Similarly, 35 percent of Ugandans were less excited about the day.
The study stated that the high inflation rates estimated at 15.1 percent and 25.7 percent in Kenya and Uganda respectively was the reason why they would not observe the day.
“30 percent of Kenyans said they would not mark Valentines Day because they didn’t believe in it, compared to 22 percent of Ugandans,” the study said.
However, the research showed that over 60 percent of urban dwellers in Kenya and Uganda felt that the day was indeed important.
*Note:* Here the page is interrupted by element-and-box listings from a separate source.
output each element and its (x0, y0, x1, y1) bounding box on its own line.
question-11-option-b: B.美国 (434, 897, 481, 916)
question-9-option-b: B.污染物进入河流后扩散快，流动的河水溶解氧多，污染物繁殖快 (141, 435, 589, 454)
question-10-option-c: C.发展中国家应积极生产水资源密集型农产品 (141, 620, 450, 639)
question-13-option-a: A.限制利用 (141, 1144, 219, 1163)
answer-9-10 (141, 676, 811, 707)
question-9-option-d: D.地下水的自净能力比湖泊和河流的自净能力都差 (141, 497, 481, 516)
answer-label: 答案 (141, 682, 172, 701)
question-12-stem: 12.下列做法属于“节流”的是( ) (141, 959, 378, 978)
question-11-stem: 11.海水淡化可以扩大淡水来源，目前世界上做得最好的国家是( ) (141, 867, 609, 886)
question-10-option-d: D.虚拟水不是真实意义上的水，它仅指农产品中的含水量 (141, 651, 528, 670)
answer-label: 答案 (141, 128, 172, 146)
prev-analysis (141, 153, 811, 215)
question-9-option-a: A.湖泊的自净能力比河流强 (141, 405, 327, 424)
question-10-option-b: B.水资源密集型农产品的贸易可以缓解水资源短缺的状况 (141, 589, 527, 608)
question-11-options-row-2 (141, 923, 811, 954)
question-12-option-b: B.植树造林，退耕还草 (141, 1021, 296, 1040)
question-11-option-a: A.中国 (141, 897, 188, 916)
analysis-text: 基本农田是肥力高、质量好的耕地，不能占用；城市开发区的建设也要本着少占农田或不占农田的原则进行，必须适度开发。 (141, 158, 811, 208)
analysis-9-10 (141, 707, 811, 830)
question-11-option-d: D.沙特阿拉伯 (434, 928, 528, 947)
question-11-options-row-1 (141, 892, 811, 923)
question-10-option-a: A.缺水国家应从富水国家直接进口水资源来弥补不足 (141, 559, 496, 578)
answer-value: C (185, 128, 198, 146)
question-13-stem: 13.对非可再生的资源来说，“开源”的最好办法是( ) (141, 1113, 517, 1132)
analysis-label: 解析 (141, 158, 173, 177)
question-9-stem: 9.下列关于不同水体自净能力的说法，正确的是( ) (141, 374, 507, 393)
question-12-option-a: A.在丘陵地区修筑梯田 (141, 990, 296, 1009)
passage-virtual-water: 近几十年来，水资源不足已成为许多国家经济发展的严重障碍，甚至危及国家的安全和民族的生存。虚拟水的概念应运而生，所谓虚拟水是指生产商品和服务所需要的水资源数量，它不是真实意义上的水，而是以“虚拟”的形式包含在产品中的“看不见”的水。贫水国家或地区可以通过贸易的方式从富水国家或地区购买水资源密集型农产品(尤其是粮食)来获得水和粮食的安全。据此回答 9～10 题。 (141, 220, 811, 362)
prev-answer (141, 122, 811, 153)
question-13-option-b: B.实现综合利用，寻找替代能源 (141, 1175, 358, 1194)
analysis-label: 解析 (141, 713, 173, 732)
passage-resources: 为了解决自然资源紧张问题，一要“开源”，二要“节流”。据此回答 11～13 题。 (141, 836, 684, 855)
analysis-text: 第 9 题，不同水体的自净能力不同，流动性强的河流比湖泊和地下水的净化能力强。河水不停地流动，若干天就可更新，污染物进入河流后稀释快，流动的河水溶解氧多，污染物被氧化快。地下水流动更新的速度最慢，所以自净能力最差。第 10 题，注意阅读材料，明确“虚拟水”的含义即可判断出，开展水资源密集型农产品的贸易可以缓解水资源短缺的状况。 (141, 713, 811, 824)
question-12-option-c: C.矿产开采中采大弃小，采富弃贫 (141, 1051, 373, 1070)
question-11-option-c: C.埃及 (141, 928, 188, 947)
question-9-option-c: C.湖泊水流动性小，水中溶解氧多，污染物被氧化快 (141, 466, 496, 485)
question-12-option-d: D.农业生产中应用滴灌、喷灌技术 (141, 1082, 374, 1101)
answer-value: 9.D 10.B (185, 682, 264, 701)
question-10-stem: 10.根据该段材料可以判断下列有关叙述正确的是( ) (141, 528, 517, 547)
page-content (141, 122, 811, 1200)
“Traditionally, Valentines is a day on which lovers express their love for each other and many urban dwellers in Kenya and Uganda continue to embrace this day,” the research stated.
According to the survey, there were no gender disparities in the proportion who indicated that Valentines Day was important to them.
“This means that romance is a two way affair for both males and females surveyed.”
On the other hand, 65 percent of Ugandans indicated that they intended to celebrate the day compared to 49 percent of Kenyans.
“These findings also beg the question, are Kenyans dull and unromantic?”
The study indicated that those who would celebrate Valentines would do so with their romantic partners with 82 percent and 70 percent of those interviewed in Kenya and Uganda respectively saying so.
Red roses, clothes and romantic dinners were the top three on the list of wishes by women in both countries while men expect clothes in form of shirts, ties and trousers and a romantic dinner to mark the day.
“It is expected that women will be taken out for romantic dinner and as such the men are hopeful that their dates will not be turned down.”
The study conducted in Kenya and Uganda between February 6 and 9 interviewed over 2,000 respondents in both Kenya and Uganda above 18 years of age.